So "Do my homework for me"? No, that is not going to happen! (You don't even say "please"!)
Have you graphed these so you can see what region you are working with and what the limits of integration should be? The first problem has one boundary $x^2+ y= 4$. That is the same as $y= 4- x^2$, a parabola. its "vertex" is at (0, 4) and it crosses the x-axis at (2, 0) and (-2, 0). The next is y+ x- 2= 0 which is the same as y= 2- x. That's a straight line. When x= 0, y= 2- 0= 2 and when y= 0, 2- x= 0 so x= 2. Draw the straight line through (0, 2) and (2, 0). Do you see that the line crosses the parabola where $y= 4- x^2= 2- x$. $x^2- x- 2= (x- 2)(x+ 1)= 0$ so the line crosses the parabola at (-1, 3) and (2, 0). The other two boundaries are the vertical lines x= -2 and x= 3.
Frankly that makes no sense at all! The last two vertical lines are completely outside the region bounded by the first two so there is NO region bounded by these four.
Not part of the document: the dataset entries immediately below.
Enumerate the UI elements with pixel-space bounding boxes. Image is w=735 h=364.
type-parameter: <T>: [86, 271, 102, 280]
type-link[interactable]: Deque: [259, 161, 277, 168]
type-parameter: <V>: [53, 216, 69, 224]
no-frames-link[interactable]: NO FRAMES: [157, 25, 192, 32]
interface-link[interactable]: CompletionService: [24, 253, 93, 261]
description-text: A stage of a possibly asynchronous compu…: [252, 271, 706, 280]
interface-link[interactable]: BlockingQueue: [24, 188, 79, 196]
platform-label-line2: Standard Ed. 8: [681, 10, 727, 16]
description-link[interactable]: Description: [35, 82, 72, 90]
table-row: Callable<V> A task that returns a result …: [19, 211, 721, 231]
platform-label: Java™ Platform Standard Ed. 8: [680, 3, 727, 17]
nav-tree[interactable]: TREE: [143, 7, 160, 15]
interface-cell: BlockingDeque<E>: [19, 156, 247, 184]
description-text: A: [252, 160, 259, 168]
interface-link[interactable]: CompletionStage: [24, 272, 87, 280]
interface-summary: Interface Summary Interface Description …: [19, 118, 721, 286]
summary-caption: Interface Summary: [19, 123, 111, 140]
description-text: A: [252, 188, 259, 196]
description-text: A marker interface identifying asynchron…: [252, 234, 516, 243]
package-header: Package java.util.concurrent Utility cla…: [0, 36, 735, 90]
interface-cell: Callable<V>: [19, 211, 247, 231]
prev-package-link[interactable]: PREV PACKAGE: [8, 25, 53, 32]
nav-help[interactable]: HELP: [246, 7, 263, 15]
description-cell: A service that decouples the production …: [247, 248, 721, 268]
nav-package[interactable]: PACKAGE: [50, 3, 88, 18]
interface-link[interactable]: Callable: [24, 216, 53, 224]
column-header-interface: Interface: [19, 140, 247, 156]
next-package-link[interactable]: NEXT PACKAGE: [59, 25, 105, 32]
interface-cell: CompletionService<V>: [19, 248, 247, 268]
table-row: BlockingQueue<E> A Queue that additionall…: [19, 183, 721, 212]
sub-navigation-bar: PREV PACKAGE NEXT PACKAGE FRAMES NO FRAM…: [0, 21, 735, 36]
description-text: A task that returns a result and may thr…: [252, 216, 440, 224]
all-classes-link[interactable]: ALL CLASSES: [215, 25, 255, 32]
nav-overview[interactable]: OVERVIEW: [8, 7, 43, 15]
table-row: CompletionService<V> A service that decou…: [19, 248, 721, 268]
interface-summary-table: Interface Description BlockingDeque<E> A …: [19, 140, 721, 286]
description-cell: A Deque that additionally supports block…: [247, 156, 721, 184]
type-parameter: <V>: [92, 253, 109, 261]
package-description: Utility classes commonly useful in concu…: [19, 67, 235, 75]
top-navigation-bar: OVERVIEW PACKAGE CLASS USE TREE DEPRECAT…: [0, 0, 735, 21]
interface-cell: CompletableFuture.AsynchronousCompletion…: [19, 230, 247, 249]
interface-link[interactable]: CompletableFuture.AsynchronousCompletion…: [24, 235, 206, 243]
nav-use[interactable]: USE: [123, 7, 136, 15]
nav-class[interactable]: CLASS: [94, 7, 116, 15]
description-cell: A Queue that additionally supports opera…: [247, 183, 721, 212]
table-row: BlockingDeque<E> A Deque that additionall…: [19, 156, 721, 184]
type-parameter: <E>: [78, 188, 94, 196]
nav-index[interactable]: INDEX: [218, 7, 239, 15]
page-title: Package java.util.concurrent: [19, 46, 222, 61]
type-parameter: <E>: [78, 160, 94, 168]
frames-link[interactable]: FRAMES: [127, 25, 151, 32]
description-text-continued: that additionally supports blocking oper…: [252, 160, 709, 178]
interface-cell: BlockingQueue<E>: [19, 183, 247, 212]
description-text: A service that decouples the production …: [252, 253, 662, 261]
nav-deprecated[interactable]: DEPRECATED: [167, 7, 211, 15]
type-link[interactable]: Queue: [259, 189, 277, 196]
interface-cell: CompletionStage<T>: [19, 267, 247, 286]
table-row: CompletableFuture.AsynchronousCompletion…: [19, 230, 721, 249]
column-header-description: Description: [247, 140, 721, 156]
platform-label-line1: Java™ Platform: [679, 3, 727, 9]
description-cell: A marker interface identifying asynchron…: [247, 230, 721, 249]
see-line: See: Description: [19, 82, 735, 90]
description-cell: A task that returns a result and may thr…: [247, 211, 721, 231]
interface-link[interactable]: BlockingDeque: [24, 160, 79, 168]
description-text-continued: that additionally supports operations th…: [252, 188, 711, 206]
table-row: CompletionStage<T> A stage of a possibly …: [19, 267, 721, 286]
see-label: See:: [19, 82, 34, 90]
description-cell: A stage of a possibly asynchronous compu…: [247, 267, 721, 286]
If I were forced to give a numeric answer I would give the area of the region bounded by $y= 4- x^2$ and $y= 2- x$. That region goes from x= -1 on the left to x= 2 on the right and, for each x. from y= 2- x below to $y= 4- x^2$.
Imagine dividing that region into thin vertical strips of width "dx". The length of each strip is $4- x^2- (2- x)= 2+ x- x^2$ so each strip has area $(2+ x- x^2)dx$. integrate that from x= -1 to x= 2.